Although the company stood by that forecast for earnings per share to decline in the mid-single digits on Wednesday, it also noted that sales trends in China are expected to continue improving and turn positive by the fourth quarter.
“The news has dissipated regarding Avian flu and any of the residual effects of the antibiotic situation,” said Jonathan Blum, a Yum spokesman.
As such, he said the company is no longer actively running any marketing campaigns addressing either issue.
China is an important region for Yum, which has benefited greatly from the country’s rapid economic growth in recent years. The company has more than 5,900 locations in China, most of them KFC locations, making it the biggest Western fast-food operator on the ground. Although it has more than 37,000 locations globally, its China division has a disproportionate impact on profits because the company owns most its restaurants there, while it primarily franchises locations in the rest of the world.
Back at home in the U.S., sales at restaurants open at least a year rose 2 percent at Taco Bell. The chain has benefited enormously from the launch of Doritos-flavored tacos and recently rolled out a Cool Ranch variety, with another flavor expected soon.
At KFC, which recently introduced new boneless chicken pieces, sales rose 3 percent at restaurants open at least a year. The figure is a key metric because it strips out the impact of newly opened and closed locations.

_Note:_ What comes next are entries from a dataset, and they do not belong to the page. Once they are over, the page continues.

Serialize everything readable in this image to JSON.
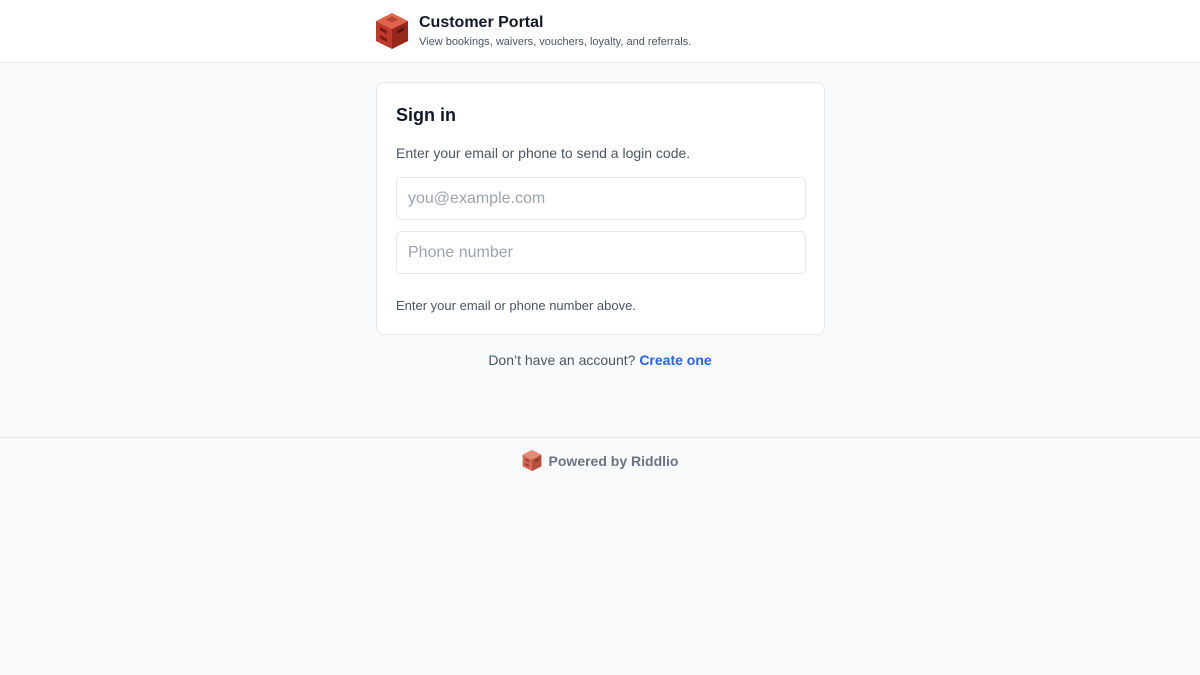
{
  "header": {
    "logo_icon": "riddlio-cube-logo-icon",
    "title": "Customer Portal",
    "subtitle": "View bookings, waivers, vouchers, loyalty, and referrals."
  },
  "signin": {
    "title": "Sign in",
    "description": "Enter your email or phone to send a login code.",
    "email_placeholder": "you@example.com",
    "email_value": "",
    "phone_placeholder": "Phone number",
    "phone_value": "",
    "hint": "Enter your email or phone number above."
  },
  "account": {
    "prompt": "Don’t have an account?",
    "link_label": "Create one"
  },
  "footer": {
    "logo_icon": "riddlio-cube-logo-icon",
    "powered_by": "Powered by Riddlio"
  },
  "colors": {
    "brand": "#c0392b",
    "link": "#2563eb",
    "background": "#f8fafc",
    "border": "#e5e7eb"
  }
}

At Pizza Hut, the sales figure fell 2 percent despite introductions such as the pie made with a crust of cheese-filled dough pockets. Pizza Hut is struggling at a time when other pizza chains such as Dominos and Papa John’s are aggressively dangling deals.
“Frankly, our competitors have done a better job with providing compelling value,” Blum said. He said the chain will be more “consistent” with its value message going forward.
The company, which is based in Louisville, Ky., says it earned $281 million, or 61 cents per share, for its second fiscal quarter. That’s compared with $331 million, or 69 cents per share, a year ago.
Excluding one-time items, it earned 56 cents per share, which was above the 54 cents Wall Street expected.
Total revenue fell to $2.9 billion and fell short of the $2.93 billion analysts had forecast, according to FactSet.
Yum’s stock edged up almost 1 percent to $72.85 in after-hours trading.